Academia Sinica’s own experimental chatbot, which embarrassed its researchers by claiming to be Chinese and calling Chinese President Xi Jingping (習近平) the leader of Taiwan, was an example of training gone awry, he said.
Web content from China that the bot was exposed to during its training, via the Llama 2 language model, was determined to be the source of the problem, Lee said, adding that the bot’s Chinese views stemmed from data it consumed.
This incident has shown that a domestic language model is needed for the nation to make progress in AI research, he said.
Although Taiwanese social media create a large amount of content, much of it consists of gibberish, short-lived buzzwords and flame war threads on Professional Technology Temple and Dcard, he said.

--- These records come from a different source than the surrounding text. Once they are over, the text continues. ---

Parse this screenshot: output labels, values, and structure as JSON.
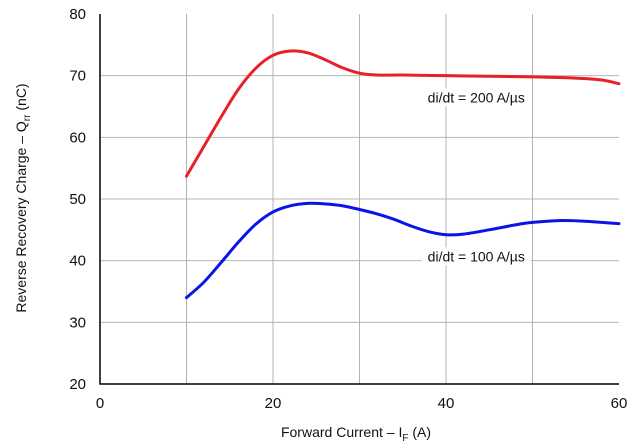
{
  "chart_data": {
    "type": "line",
    "xlabel": {
      "main": "Forward Current – I",
      "sub": "F",
      "unit": " (A)"
    },
    "ylabel": {
      "main": "Reverse Recovery Charge – Q",
      "sub": "rr",
      "unit": " (nC)"
    },
    "xlim": [
      0,
      60
    ],
    "ylim": [
      20,
      80
    ],
    "xticks": [
      0,
      20,
      40,
      60
    ],
    "yticks": [
      20,
      30,
      40,
      50,
      60,
      70,
      80
    ],
    "grid": true,
    "series": [
      {
        "name": "di/dt = 200 A/µs",
        "color": "#e8202a",
        "x": [
          10,
          12,
          14,
          16,
          18,
          20,
          22,
          24,
          26,
          28,
          30,
          32,
          35,
          40,
          45,
          50,
          55,
          58,
          60
        ],
        "y": [
          53.7,
          58.5,
          63.3,
          67.8,
          71.2,
          73.3,
          74.0,
          73.7,
          72.6,
          71.3,
          70.4,
          70.1,
          70.1,
          70.0,
          69.9,
          69.8,
          69.6,
          69.3,
          68.7
        ]
      },
      {
        "name": "di/dt = 100 A/µs",
        "color": "#0a14e6",
        "x": [
          10,
          12,
          14,
          16,
          18,
          20,
          22,
          24,
          26,
          28,
          30,
          32,
          34,
          36,
          38,
          40,
          42,
          45,
          48,
          50,
          53,
          56,
          58,
          60
        ],
        "y": [
          34.0,
          36.5,
          39.7,
          43.0,
          45.9,
          47.9,
          48.9,
          49.3,
          49.2,
          48.9,
          48.3,
          47.6,
          46.7,
          45.6,
          44.7,
          44.2,
          44.3,
          45.0,
          45.8,
          46.2,
          46.5,
          46.4,
          46.2,
          46.0
        ]
      }
    ],
    "annotations": [
      {
        "text": "di/dt = 200 A/µs",
        "x": 43.5,
        "y": 66.5
      },
      {
        "text": "di/dt = 100 A/µs",
        "x": 43.5,
        "y": 40.7
      }
    ]
  }
}
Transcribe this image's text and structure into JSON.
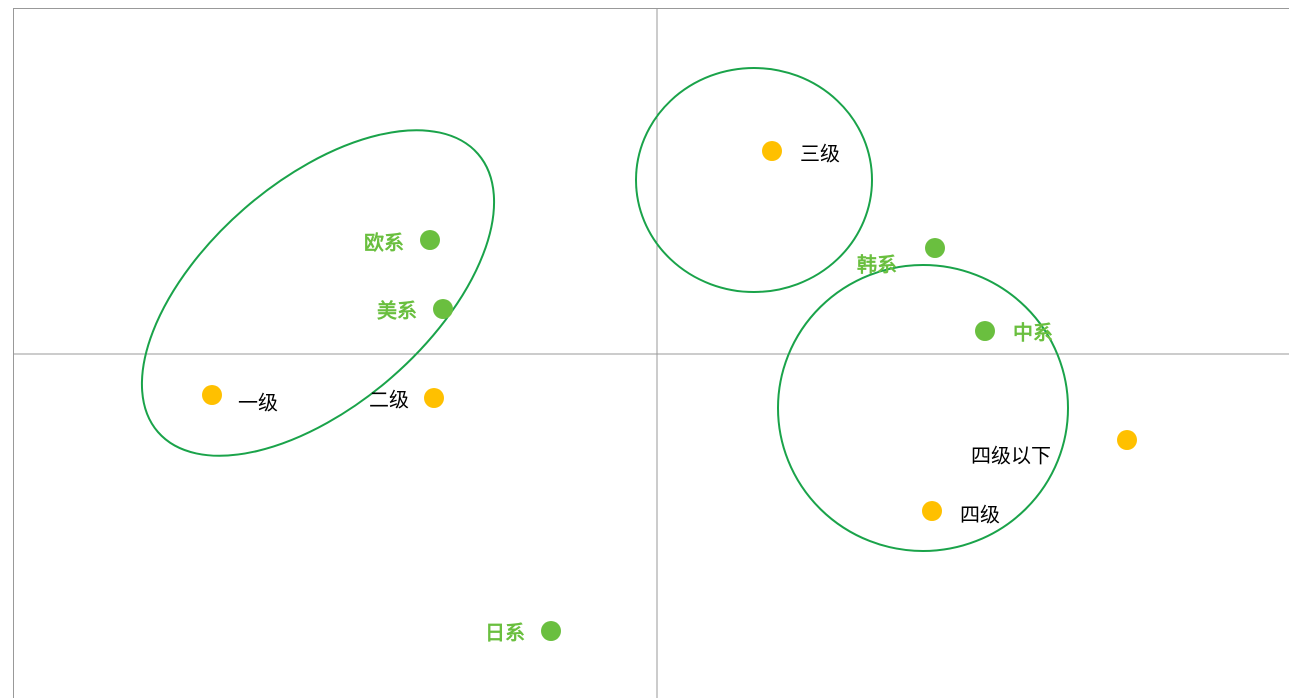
{
  "points": [
    {
      "label": "欧系"
    },
    {
      "label": "美系"
    },
    {
      "label": "韩系"
    },
    {
      "label": "中系"
    },
    {
      "label": "日系"
    },
    {
      "label": "一级"
    },
    {
      "label": "二级"
    },
    {
      "label": "三级"
    },
    {
      "label": "四级以下"
    },
    {
      "label": "四级"
    }
  ]
}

The dubious quality of the content means that the data have to be massaged to train AI models, Lee said.
Taiwanese researchers prevent Chinese influence on the AI by converting simplified Chinese characters to traditional ones or by excluding material originating in China altogether, Taiwan Artificial Intelligence Association chairman Eric Huang (黃逸華) said.
The latter approach runs the risk of giving too little data to the algorithm, which could worsen the AI’s “hallucinations” and limit its versatility, he said.
The problem is decades in the making and is unlikely to be resolved soon, while making use of social media platforms would lead to significant cost increases due to the need to curate the data, he said.
Meanwhile, Tunghai University assistant law professor Chang Kai-hsin (張凱鑫), said legislation is needed to deal with the implications of generative AI on copyrights and for Taiwan to make headway in machine learning.
Backlash from content creators over their creations being used in AI training has highlighted the legal problems that could arise from the large-scale data mining machine learning requires, he said.
The copyright walls erected around content has exacerbated the scarcity of text in traditional Chinese characters that could be used for Taiwan’s AI research, Chang said, adding that the problem especially hampers government-funded projects.
The safest legal way to utilize content — individually obtaining use permissions from the content’s rightful owner — cannot apply to AI training which harvests tremendous amounts of data, he said.
Crawling the Internet for data is especially fraught with respect to copyrights, trade patents and privacy, Chang said.
The legal strategy of US enterprises engaged in machine learning that incorporates OpenAI is to leverage the fair use principle when litigated, with their success at court being determined on a case-by-case basis, he said.
Taiwan does not have laws governing copyright issues originating from AI use, as the nation’s research on large language models has not yet produced a working specimen, Chang said.
The nation does have an advantage due to the high degree of specificity in Subsection 3 of the Copyright Act (著作權法), which does not need extensive reworking for regulating AI, he said.
The ownership of copyrights on AI-generated content would be calculated by the percentage of human contributions to the creation if the principles espoused in the law are upheld, Chang said.
The NSTC should consider the needs of each link in the AI industry’s supply chain through writing a promised AI basic law, he said, adding that efforts to grow the sector require a suitable regulatory framework.